For the penultimate Boston By Foot Tour of the Month of the 2007 season, and my last as co-chair, we visited Historic Roxbury. This is my favorite tour of all, because it’s full of surprises.
Photos from Boston By Foot Tour of the Month – Historic Roxbury
Roxbury was once an expansive city in it’s own right built literally as a borough on the rocks. Those rocks specifically are Roxbury Puddingstone, flung by angry Dorchester Giant children who were fussy eaters. The neighborhood has gone from pastoral retreat for the wealthy to urban ghetto for the poor.

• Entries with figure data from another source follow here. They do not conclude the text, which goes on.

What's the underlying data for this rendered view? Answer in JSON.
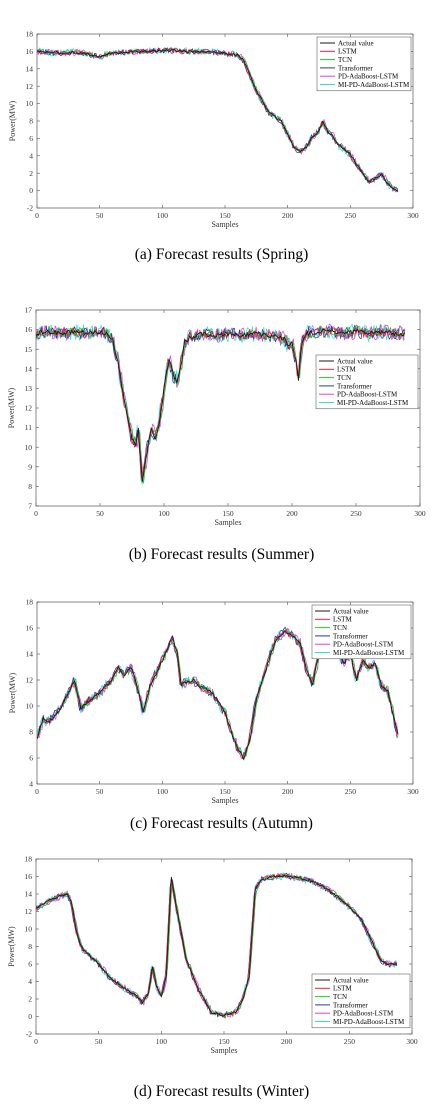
{
  "series_style": [
    {
      "name": "Actual value",
      "color": "#1a1a1a"
    },
    {
      "name": "LSTM",
      "color": "#e8203a"
    },
    {
      "name": "TCN",
      "color": "#22cc22"
    },
    {
      "name": "Transformer",
      "color": "#2a3a9c"
    },
    {
      "name": "PD-AdaBoost-LSTM",
      "color": "#e040e0"
    },
    {
      "name": "MI-PD-AdaBoost-LSTM",
      "color": "#33dddd"
    }
  ],
  "chart_data": [
    {
      "type": "line",
      "caption": "(a) Forecast results (Spring)",
      "xlabel": "Samples",
      "ylabel": "Power(MW)",
      "xlim": [
        0,
        300
      ],
      "ylim": [
        -2,
        18
      ],
      "xticks": [
        0,
        50,
        100,
        150,
        200,
        250,
        300
      ],
      "yticks": [
        -2,
        0,
        2,
        4,
        6,
        8,
        10,
        12,
        14,
        16,
        18
      ],
      "legend": "top-right",
      "series_names": [
        "Actual value",
        "LSTM",
        "TCN",
        "Transformer",
        "PD-AdaBoost-LSTM",
        "MI-PD-AdaBoost-LSTM"
      ],
      "actual": {
        "x": [
          0,
          10,
          20,
          30,
          40,
          50,
          60,
          70,
          80,
          90,
          100,
          110,
          120,
          130,
          140,
          150,
          160,
          165,
          170,
          175,
          180,
          185,
          190,
          195,
          200,
          205,
          210,
          215,
          220,
          225,
          228,
          232,
          236,
          240,
          245,
          250,
          255,
          260,
          265,
          270,
          275,
          280,
          285,
          288
        ],
        "y": [
          16.0,
          15.9,
          15.8,
          15.9,
          15.7,
          15.4,
          15.8,
          15.9,
          16.0,
          16.0,
          16.1,
          16.1,
          16.0,
          16.0,
          15.9,
          15.8,
          15.6,
          15.0,
          13.2,
          11.5,
          10.3,
          9.0,
          8.5,
          8.0,
          6.5,
          5.0,
          4.5,
          5.0,
          6.2,
          6.8,
          7.9,
          6.8,
          6.3,
          5.3,
          4.8,
          4.2,
          3.0,
          2.0,
          1.0,
          1.4,
          1.9,
          0.8,
          0.2,
          0.0
        ]
      }
    },
    {
      "type": "line",
      "caption": "(b) Forecast results (Summer)",
      "xlabel": "Samples",
      "ylabel": "Power(MW)",
      "xlim": [
        0,
        300
      ],
      "ylim": [
        7,
        17
      ],
      "xticks": [
        0,
        50,
        100,
        150,
        200,
        250,
        300
      ],
      "yticks": [
        7,
        8,
        9,
        10,
        11,
        12,
        13,
        14,
        15,
        16,
        17
      ],
      "legend": "right",
      "series_names": [
        "Actual value",
        "LSTM",
        "TCN",
        "Transformer",
        "PD-AdaBoost-LSTM",
        "MI-PD-AdaBoost-LSTM"
      ],
      "actual": {
        "x": [
          0,
          10,
          20,
          30,
          40,
          50,
          55,
          60,
          65,
          70,
          75,
          78,
          80,
          83,
          86,
          90,
          93,
          96,
          100,
          104,
          108,
          110,
          113,
          116,
          120,
          130,
          140,
          150,
          160,
          170,
          180,
          190,
          195,
          198,
          200,
          203,
          205,
          208,
          212,
          220,
          230,
          240,
          250,
          260,
          270,
          280,
          288
        ],
        "y": [
          15.8,
          15.9,
          15.8,
          15.9,
          15.8,
          15.9,
          15.8,
          15.5,
          14.0,
          12.0,
          10.5,
          10.0,
          11.0,
          8.2,
          9.5,
          11.0,
          10.5,
          11.0,
          13.0,
          14.5,
          13.5,
          13.4,
          14.0,
          15.3,
          15.6,
          15.8,
          15.7,
          15.8,
          15.7,
          15.8,
          15.7,
          15.6,
          15.5,
          15.1,
          15.3,
          14.5,
          13.5,
          15.4,
          15.8,
          15.9,
          15.9,
          15.8,
          15.9,
          15.8,
          15.9,
          15.8,
          15.8
        ]
      }
    },
    {
      "type": "line",
      "caption": "(c) Forecast results (Autumn)",
      "xlabel": "Samples",
      "ylabel": "Power(MW)",
      "xlim": [
        0,
        300
      ],
      "ylim": [
        4,
        18
      ],
      "xticks": [
        0,
        50,
        100,
        150,
        200,
        250,
        300
      ],
      "yticks": [
        4,
        6,
        8,
        10,
        12,
        14,
        16,
        18
      ],
      "legend": "top-right",
      "series_names": [
        "Actual value",
        "LSTM",
        "TCN",
        "Transformer",
        "PD-AdaBoost-LSTM",
        "MI-PD-AdaBoost-LSTM"
      ],
      "actual": {
        "x": [
          0,
          5,
          10,
          20,
          30,
          35,
          40,
          50,
          60,
          65,
          70,
          75,
          80,
          85,
          90,
          100,
          108,
          112,
          115,
          118,
          125,
          130,
          140,
          150,
          155,
          160,
          165,
          170,
          175,
          180,
          190,
          198,
          205,
          210,
          215,
          220,
          225,
          230,
          240,
          245,
          250,
          255,
          260,
          265,
          270,
          275,
          280,
          285,
          288
        ],
        "y": [
          7.5,
          9.0,
          8.8,
          10.0,
          12.0,
          9.8,
          10.3,
          11.0,
          12.0,
          13.0,
          12.3,
          13.0,
          11.5,
          9.5,
          11.5,
          13.5,
          15.3,
          14.0,
          11.6,
          11.8,
          12.0,
          11.5,
          11.0,
          9.5,
          8.0,
          6.8,
          6.0,
          7.5,
          10.5,
          12.0,
          15.0,
          15.8,
          15.3,
          14.8,
          12.8,
          11.7,
          14.0,
          14.0,
          14.4,
          13.2,
          14.1,
          12.0,
          13.5,
          12.9,
          13.3,
          11.5,
          11.2,
          9.0,
          7.7
        ]
      }
    },
    {
      "type": "line",
      "caption": "(d) Forecast results (Winter)",
      "xlabel": "Samples",
      "ylabel": "Power(MW)",
      "xlim": [
        0,
        300
      ],
      "ylim": [
        -2,
        18
      ],
      "xticks": [
        0,
        50,
        100,
        150,
        200,
        250,
        300
      ],
      "yticks": [
        -2,
        0,
        2,
        4,
        6,
        8,
        10,
        12,
        14,
        16,
        18
      ],
      "legend": "bottom-right",
      "series_names": [
        "Actual value",
        "LSTM",
        "TCN",
        "Transformer",
        "PD-AdaBoost-LSTM",
        "MI-PD-AdaBoost-LSTM"
      ],
      "actual": {
        "x": [
          0,
          10,
          20,
          25,
          28,
          32,
          36,
          40,
          50,
          60,
          70,
          80,
          85,
          90,
          93,
          96,
          100,
          104,
          108,
          112,
          116,
          120,
          130,
          140,
          150,
          160,
          165,
          170,
          175,
          180,
          190,
          200,
          210,
          220,
          230,
          240,
          250,
          260,
          270,
          275,
          280,
          285,
          288
        ],
        "y": [
          12.3,
          13.2,
          13.8,
          14.0,
          13.2,
          10.0,
          8.0,
          7.3,
          6.0,
          4.3,
          3.3,
          2.4,
          1.6,
          2.8,
          5.8,
          3.6,
          2.2,
          4.6,
          16.0,
          12.5,
          9.5,
          6.5,
          3.0,
          0.5,
          0.1,
          0.5,
          2.0,
          4.5,
          14.5,
          15.7,
          16.0,
          16.1,
          15.8,
          15.5,
          14.8,
          13.8,
          12.5,
          11.0,
          8.0,
          6.5,
          6.0,
          5.9,
          6.0
        ]
      }
    }
  ]
}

Today it is in revival due to local activists (who among other things stopped I-95 from plowing through the neighborhood) and gentrification. Despite the blight of previous decades, it still has it center Eliot Square which resembles the typical New England town green complete with the white clapboard First Church in Roxbury.

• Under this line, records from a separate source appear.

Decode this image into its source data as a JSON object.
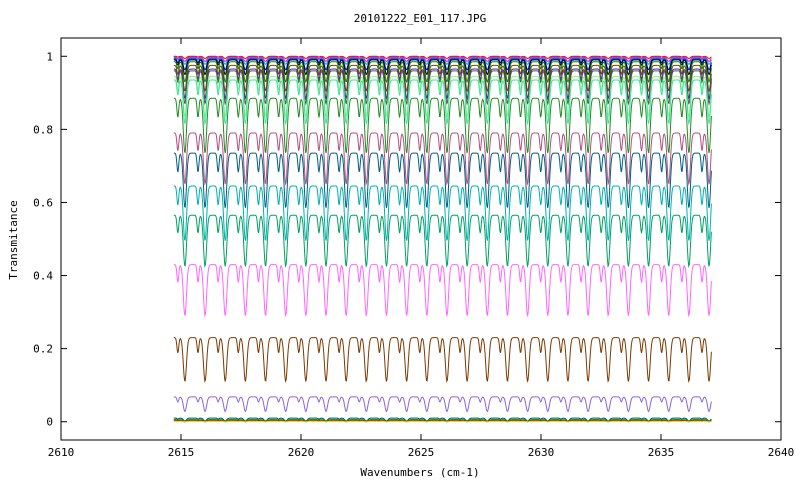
{
  "chart_data": {
    "type": "line",
    "title": "20101222_E01_117.JPG",
    "xlabel": "Wavenumbers (cm-1)",
    "ylabel": "Transmitance",
    "xlim": [
      2610,
      2640
    ],
    "ylim": [
      -0.05,
      1.05
    ],
    "x_ticks": [
      2610,
      2615,
      2620,
      2625,
      2630,
      2635,
      2640
    ],
    "y_ticks": [
      0,
      0.2,
      0.4,
      0.6,
      0.8,
      1
    ],
    "x_range": [
      2614.7,
      2637.1
    ],
    "grid": false,
    "line_period_cm": 0.84,
    "series": [
      {
        "color": "#ff0000",
        "baseline": 1.0,
        "depth": 0.006
      },
      {
        "color": "#ff00ff",
        "baseline": 0.998,
        "depth": 0.012
      },
      {
        "color": "#00aaaa",
        "baseline": 0.996,
        "depth": 0.018
      },
      {
        "color": "#0000ff",
        "baseline": 0.993,
        "depth": 0.03
      },
      {
        "color": "#000000",
        "baseline": 0.99,
        "depth": 0.04
      },
      {
        "color": "#008800",
        "baseline": 0.985,
        "depth": 0.055
      },
      {
        "color": "#804000",
        "baseline": 0.975,
        "depth": 0.07
      },
      {
        "color": "#333399",
        "baseline": 0.965,
        "depth": 0.08
      },
      {
        "color": "#555555",
        "baseline": 0.96,
        "depth": 0.09
      },
      {
        "color": "#80ff80",
        "baseline": 0.945,
        "depth": 0.11
      },
      {
        "color": "#40e0a0",
        "baseline": 0.935,
        "depth": 0.12
      },
      {
        "color": "#228B22",
        "baseline": 0.885,
        "depth": 0.15
      },
      {
        "color": "#b05080",
        "baseline": 0.79,
        "depth": 0.14
      },
      {
        "color": "#005f7f",
        "baseline": 0.735,
        "depth": 0.15
      },
      {
        "color": "#00b0b0",
        "baseline": 0.645,
        "depth": 0.15
      },
      {
        "color": "#00a060",
        "baseline": 0.565,
        "depth": 0.14
      },
      {
        "color": "#ff66ff",
        "baseline": 0.43,
        "depth": 0.14
      },
      {
        "color": "#7a3a00",
        "baseline": 0.23,
        "depth": 0.12
      },
      {
        "color": "#8866dd",
        "baseline": 0.068,
        "depth": 0.04
      },
      {
        "color": "#004080",
        "baseline": 0.01,
        "depth": 0.008
      },
      {
        "color": "#00aa00",
        "baseline": 0.006,
        "depth": 0.005
      },
      {
        "color": "#cc0000",
        "baseline": 0.003,
        "depth": 0.003
      },
      {
        "color": "#e0e000",
        "baseline": 0.001,
        "depth": 0.001
      }
    ]
  }
}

Relics of colonial times such as The Parting Stone and the Dillaway-Thomas House mix with modern structures such as the Islamic Society of Boston mosque and the Madison Park High School. Roxbury has been home to lithographer and social reformer Louis Prang, patriotic rider William Dawes, writer and theologian Edward Everett Hale and abolitionist and publisher William Lloyd Garrison. A walk up to Fort Hill takes you past diverse architecture and quiet natural nooks to one of the best panoramic views of Boston. That is if you can tear your eyes away from the Cochituate Standpipe and the park landscaped by Olmsted.
No wonder some residents want to keep this place a secret. Oops, I think I’ve let it out.